Training update

Back to business.

I’ll be taking this semesters last exam at university on Tuesday 6th. After that, I’ll get back to work, training-wise.

As always, I’ll spend some time in Poland in july and august – do some kettlebell work, train some MMA/BJJ/…

Now, going abroad doesn’t make it easier to follow a strict training program. At least for me it ain’t. That’s why I’ve decided to shoot for a simple yet effective, easy to implement training protocol that can be done at every gym.

Being absolutely convinced of my last protocolls effectiveness, I’ll basically do the same thing again – just completely different. That’s a fundamental principle with training, by the way – do the same things, but differently.
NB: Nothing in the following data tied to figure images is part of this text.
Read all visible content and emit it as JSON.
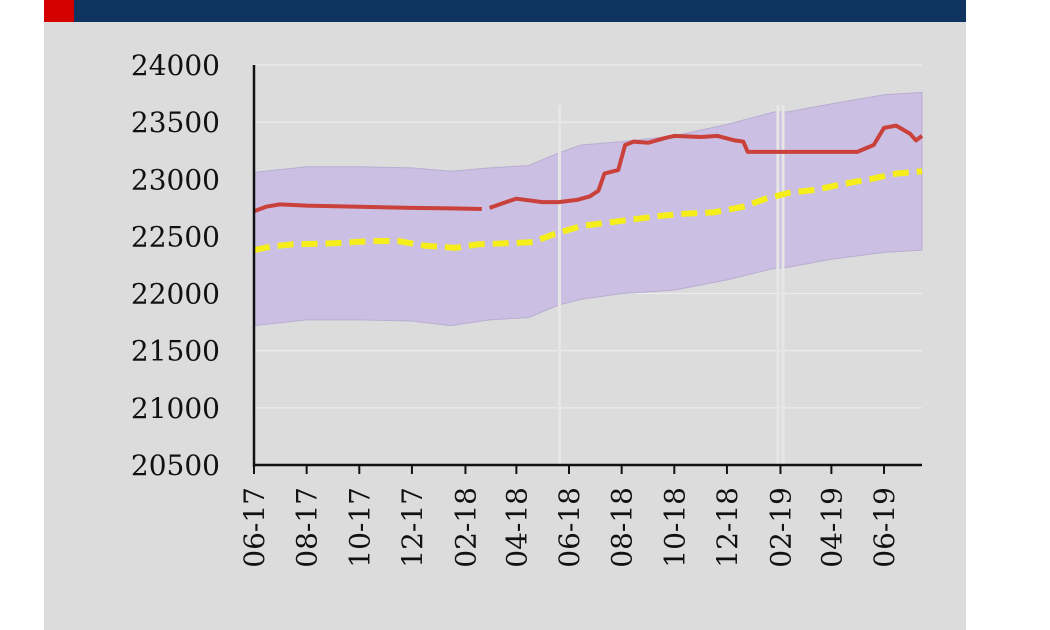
{
  "header": {
    "bar_color": "#0f3460",
    "accent_color": "#d40000"
  },
  "chart_data": {
    "type": "line",
    "title": "",
    "xlabel": "",
    "ylabel": "",
    "ylim": [
      20500,
      24000
    ],
    "yticks": [
      "24000",
      "23500",
      "23000",
      "22500",
      "22000",
      "21500",
      "21000",
      "20500"
    ],
    "xticks": [
      "06-17",
      "08-17",
      "10-17",
      "12-17",
      "02-18",
      "04-18",
      "06-18",
      "08-18",
      "10-18",
      "12-18",
      "02-19",
      "04-19",
      "06-19"
    ],
    "x_start": "2017-06-01",
    "x_end": "2019-07-15",
    "grid": true,
    "series": [
      {
        "style": "band",
        "color": "#cbbfe3",
        "upper": [
          [
            "2017-06-01",
            23060
          ],
          [
            "2017-08-01",
            23110
          ],
          [
            "2017-10-01",
            23110
          ],
          [
            "2017-12-01",
            23100
          ],
          [
            "2018-01-15",
            23070
          ],
          [
            "2018-03-01",
            23100
          ],
          [
            "2018-04-15",
            23120
          ],
          [
            "2018-05-20",
            23230
          ],
          [
            "2018-06-15",
            23300
          ],
          [
            "2018-08-01",
            23330
          ],
          [
            "2018-10-01",
            23380
          ],
          [
            "2018-12-01",
            23480
          ],
          [
            "2019-01-25",
            23590
          ],
          [
            "2019-02-10",
            23590
          ],
          [
            "2019-04-01",
            23660
          ],
          [
            "2019-06-01",
            23740
          ],
          [
            "2019-07-15",
            23760
          ]
        ],
        "lower": [
          [
            "2017-06-01",
            21720
          ],
          [
            "2017-08-01",
            21770
          ],
          [
            "2017-10-01",
            21770
          ],
          [
            "2017-12-01",
            21760
          ],
          [
            "2018-01-15",
            21720
          ],
          [
            "2018-03-01",
            21770
          ],
          [
            "2018-04-15",
            21790
          ],
          [
            "2018-05-20",
            21900
          ],
          [
            "2018-06-15",
            21950
          ],
          [
            "2018-08-01",
            22000
          ],
          [
            "2018-10-01",
            22030
          ],
          [
            "2018-12-01",
            22120
          ],
          [
            "2019-01-25",
            22220
          ],
          [
            "2019-02-10",
            22230
          ],
          [
            "2019-04-01",
            22300
          ],
          [
            "2019-06-01",
            22360
          ],
          [
            "2019-07-15",
            22380
          ]
        ]
      },
      {
        "style": "solid",
        "color": "#c9413a",
        "values": [
          [
            "2017-06-01",
            22720
          ],
          [
            "2017-06-15",
            22760
          ],
          [
            "2017-07-01",
            22780
          ],
          [
            "2017-08-01",
            22770
          ],
          [
            "2017-10-01",
            22760
          ],
          [
            "2017-12-01",
            22750
          ],
          [
            "2018-01-15",
            22745
          ],
          [
            "2018-02-20",
            22740
          ],
          [
            "2018-03-01",
            22750
          ],
          [
            "2018-03-20",
            22800
          ],
          [
            "2018-04-01",
            22830
          ],
          [
            "2018-05-01",
            22800
          ],
          [
            "2018-05-20",
            22800
          ],
          [
            "2018-06-10",
            22820
          ],
          [
            "2018-06-25",
            22850
          ],
          [
            "2018-07-05",
            22900
          ],
          [
            "2018-07-12",
            23050
          ],
          [
            "2018-07-28",
            23080
          ],
          [
            "2018-08-05",
            23300
          ],
          [
            "2018-08-15",
            23330
          ],
          [
            "2018-09-01",
            23320
          ],
          [
            "2018-09-20",
            23360
          ],
          [
            "2018-10-01",
            23380
          ],
          [
            "2018-11-01",
            23370
          ],
          [
            "2018-11-20",
            23380
          ],
          [
            "2018-12-10",
            23340
          ],
          [
            "2018-12-20",
            23330
          ],
          [
            "2018-12-25",
            23240
          ],
          [
            "2019-01-20",
            23240
          ],
          [
            "2019-03-01",
            23240
          ],
          [
            "2019-05-01",
            23240
          ],
          [
            "2019-05-20",
            23300
          ],
          [
            "2019-06-01",
            23450
          ],
          [
            "2019-06-15",
            23470
          ],
          [
            "2019-07-01",
            23400
          ],
          [
            "2019-07-08",
            23340
          ],
          [
            "2019-07-15",
            23380
          ]
        ]
      },
      {
        "style": "dashed",
        "color": "#f5ee1a",
        "values": [
          [
            "2017-06-01",
            22380
          ],
          [
            "2017-06-20",
            22410
          ],
          [
            "2017-07-15",
            22430
          ],
          [
            "2017-09-01",
            22440
          ],
          [
            "2017-10-15",
            22460
          ],
          [
            "2017-11-15",
            22460
          ],
          [
            "2017-12-15",
            22420
          ],
          [
            "2018-01-20",
            22400
          ],
          [
            "2018-02-15",
            22430
          ],
          [
            "2018-03-20",
            22440
          ],
          [
            "2018-04-20",
            22450
          ],
          [
            "2018-05-15",
            22520
          ],
          [
            "2018-06-15",
            22590
          ],
          [
            "2018-07-15",
            22620
          ],
          [
            "2018-08-15",
            22650
          ],
          [
            "2018-09-15",
            22680
          ],
          [
            "2018-10-15",
            22700
          ],
          [
            "2018-11-15",
            22710
          ],
          [
            "2018-12-20",
            22760
          ],
          [
            "2019-01-15",
            22830
          ],
          [
            "2019-02-10",
            22880
          ],
          [
            "2019-03-15",
            22910
          ],
          [
            "2019-04-15",
            22960
          ],
          [
            "2019-05-15",
            23000
          ],
          [
            "2019-06-15",
            23050
          ],
          [
            "2019-07-15",
            23070
          ]
        ]
      }
    ]
  }
}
I’ll be shooting for 4 strength training sessions a week, alternating between two workouts:

Workout A:

  1. Clean & Press
  2. Bench press
  3. Front squat (ass to the grass)

Workout B:

  1. Deadlift
  2. Pullup
  3. Bent over rowing with supinated grip

As you can see, I’m adressing the basic movements of functional training (see earlier posts) in a variation of a push/pull workout. Both workouts will be organized in a 5×5 format. A friend of mine suggested gradually increasing the weights from set to set, so basically I’ll use the following loading pattern:

  • Set 1: 65% 1RM
  • Set 2: 70% 1RM
  • Set 3: 75% 1RM
  • Set 4: 80% 1RM
  • Set 5: 85% 1RM

I’ve just tested my bench 1RM at the instructor course (100kg), for the rest I’ll be using the results I got in my last strength training cycle. While I may not be able to lift 150 at the moment, I firmly believe in muscle memory, so I should be at my best in no time once the nervous system re-adapts to the training.

Also, I’ll be implementing some running again to build up some cardio. I don’t really believe in long distance running as a means of building combat-relevant stamina. Anyhow, distance running helps improve running technique, something that is definately useful when doing more effective forms of cardio such as HIIT, Tabata, 400m sprints, etc.

As for specific training, I haven’t made up my mind about that yet. At the moment, I’m not focussing on any particular fighting style. I’m still working on getting back in shape (both physically and technically). Although my injuries (ankle and knee) are getting better, tournaments are still quite out of reach for me. That’s why I’m considering those injuries – however annoying they may be – as a chance to learn new stuff, stuff I may have overlooked in the past.

Basically I’ll start out by doing the specific work I want – padwork, sparring, grappling… whatever comes to my mind. I need to re-evaluate my skills before jumping into any plan.

I’m really looking forward to be kicking and striking again soon.